Major cities worldwide show the way on climate action

Major cities worldwide show the way on climate action

Cities house more than half of the world’s population and are responsible for over 70% of the world’s energy-related carbon emissions, so they could make or break efforts to tackle climate change. A new study has ranked the action of 596 cities’ action to cut emissions and set climate strategies and awarded a top score to 43 cities.

The ranking, known as the ‘A List’ for cities, has been compiled by the environmental consultants CDP* which scored major cities across the world on across the areas of sustainability disclosure, awareness, management and leadership. These factors were measured across CDP’s existing “essential criteria” – namely governance; hazards and adaptation; strategy and water; citywide emissions and local government emissions.

14 cities aim to be carbon neutral

Top of the global list for urban climate action are: Barcelona, London, Paris, Cape Town and Hong Kong which received CDP’s top ‘A’ score.

14 cities aim to be climate or carbon neutral by 2050 – including The Hague, Boston and Sydney. Five cities have city-wide 100% renewable energy targets – including Paris, San Francisco and Canberra – and one city (Reykjavík) has reached 100% already.

To receive an “A” grade from CDP, cities were required to demonstrate strong climate adaptation and mitigation strategies and to consistently track emissions. The body factored in the size of the cities, their carbon footprints and their respective susceptibilities to extreme weather events when compiling the rankings.

Other cities need to step up action

While praising those cities which received an “A” grade, CDP has expressed concerns that only a small proportion of cities worldwide are doing enough to manage, measure and tackle greenhouse gas emissions, or to adapt to climate-related risks including water security. “Just 7% of cities who reported to CDP in 2018 received an A. We urge cities worldwide to step up their action, set targets in line with what the latest science says is needed to prevent dangerous climate change, and transparently share their progress,” said   CDP’s Kyra Appleby.

Four cities on CDP’s cities A List (Canberra, Paris, Minneapolis and San Francisco) have a target to have all energy used in the city coming from renewable sources. Reykjavík has already achieved this target. By and large cities are at different stages when it comes to decarbonizing their energy grids. Paris, Minneapolis, and San Francisco source 35%, 24% and 59% of their energy respectively from renewable sources.

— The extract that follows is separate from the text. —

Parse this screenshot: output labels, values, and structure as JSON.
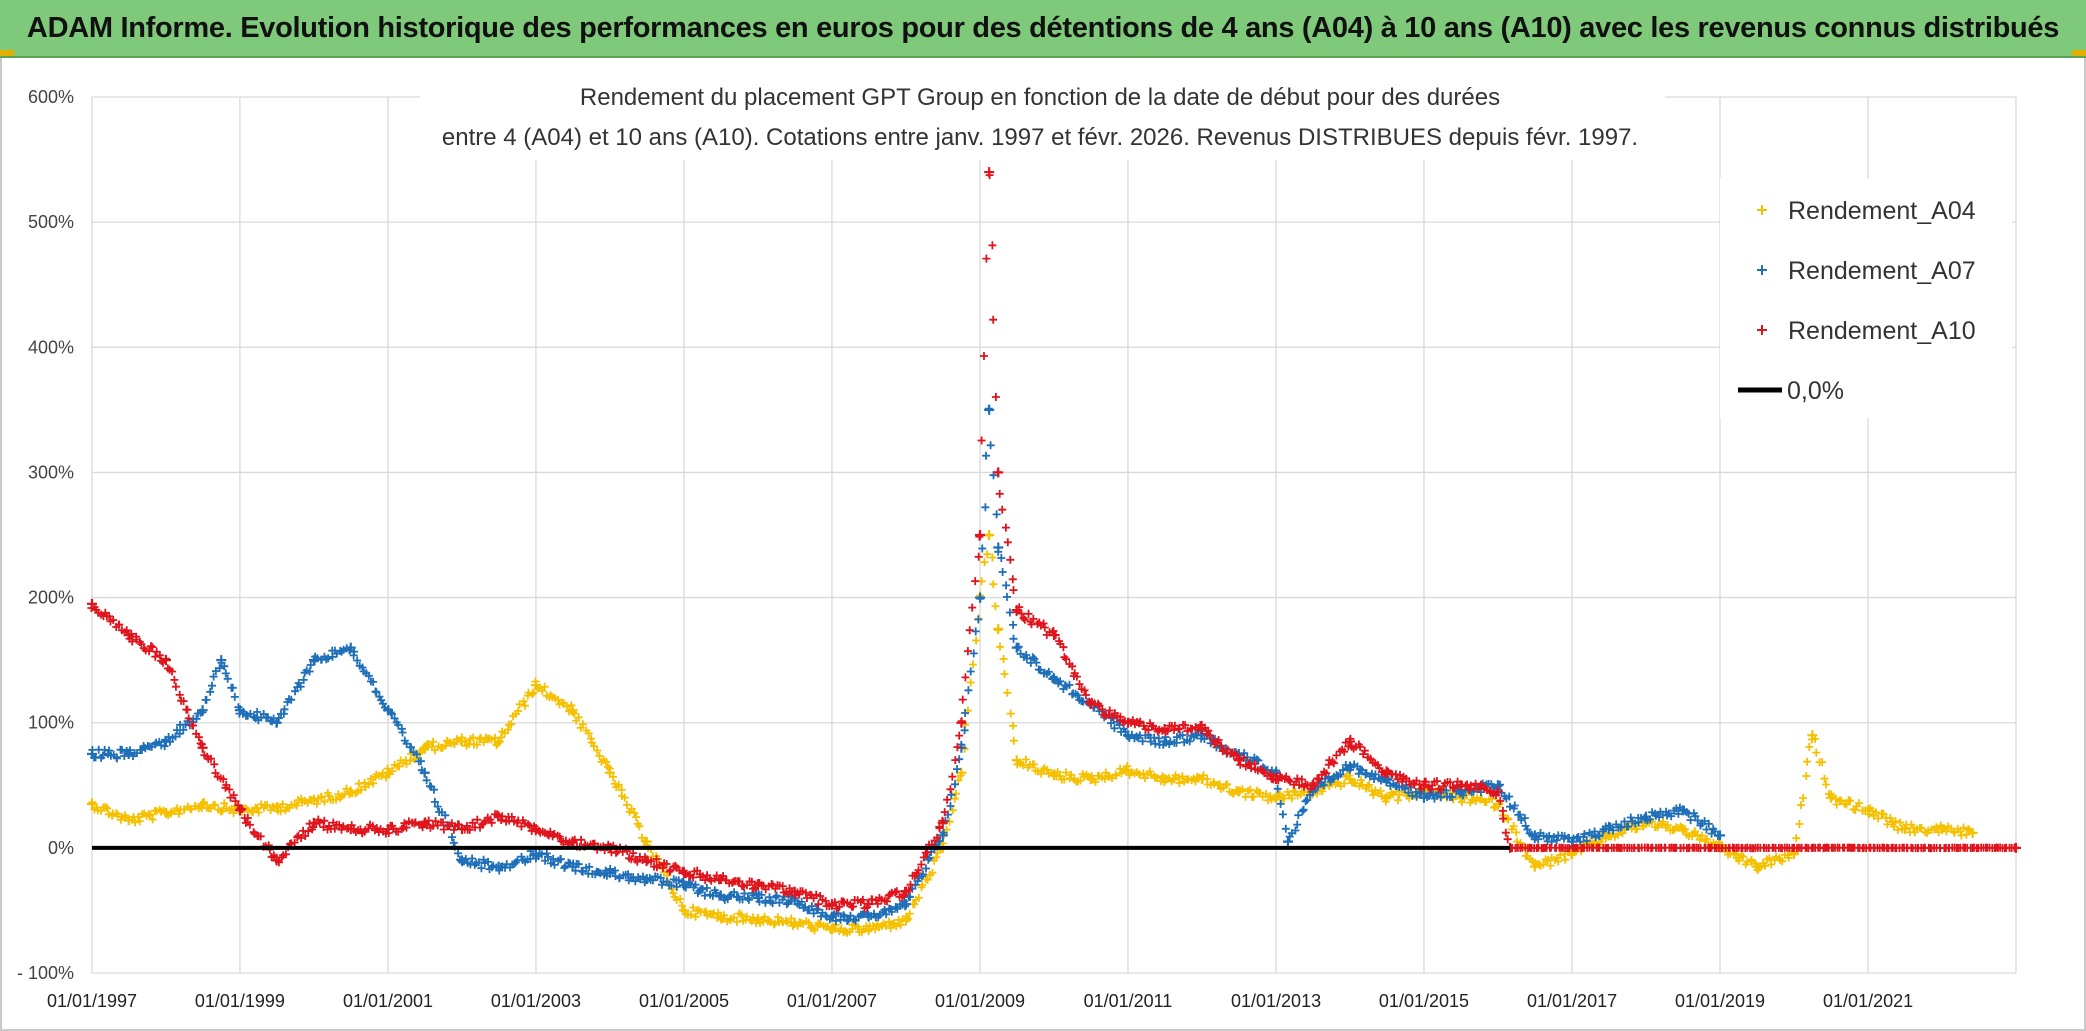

Actions being taken by A List cities include:

London: introduced an ultra-low emissions zone on April 8, 2019, this sees drivers with older, more polluting cars paying more to drive in central London in a bid to clean up the city’s air. ·

Calgary: is building a new light rail system aptly named the Green Line, The first stage will be completed in 2026 and is expected cut 30,000 tonnes of CO2e from the city’s traffic emissions every year, the equivalent of taking more than 23,000 cars off the road each year. ·

The Hague: in its seaside resort of Scheveningen, the city has built a new waterfront boulevard. Invisible to the average citizen, a kilometre-long dike can be found beneath the boulevard, offering another layer of protection from coastal flooding. ·

Taipei: tackling drought is a top priority for the city which has fixed 2,200 water leaks saving 613,300 tonnes of water per year since 2015.

Every year, hundreds of cities report their climate data through CDP’s environmental disclosure platform and gain data-driven insights into gaps and opportunities for climate policy-development, resource and risk management and signal projects in need of investment. In doing so they demonstrate ambition, transparency and good governance. This is the first time CDP has released a list of cities awarded an A in a bid to drive up ambition in the face of the growing urgency of the climate challenge.

*CDP is a not-for-profit charity that runs the global disclosure system for investors, companies, cities, states and regions to manage their environmental impacts.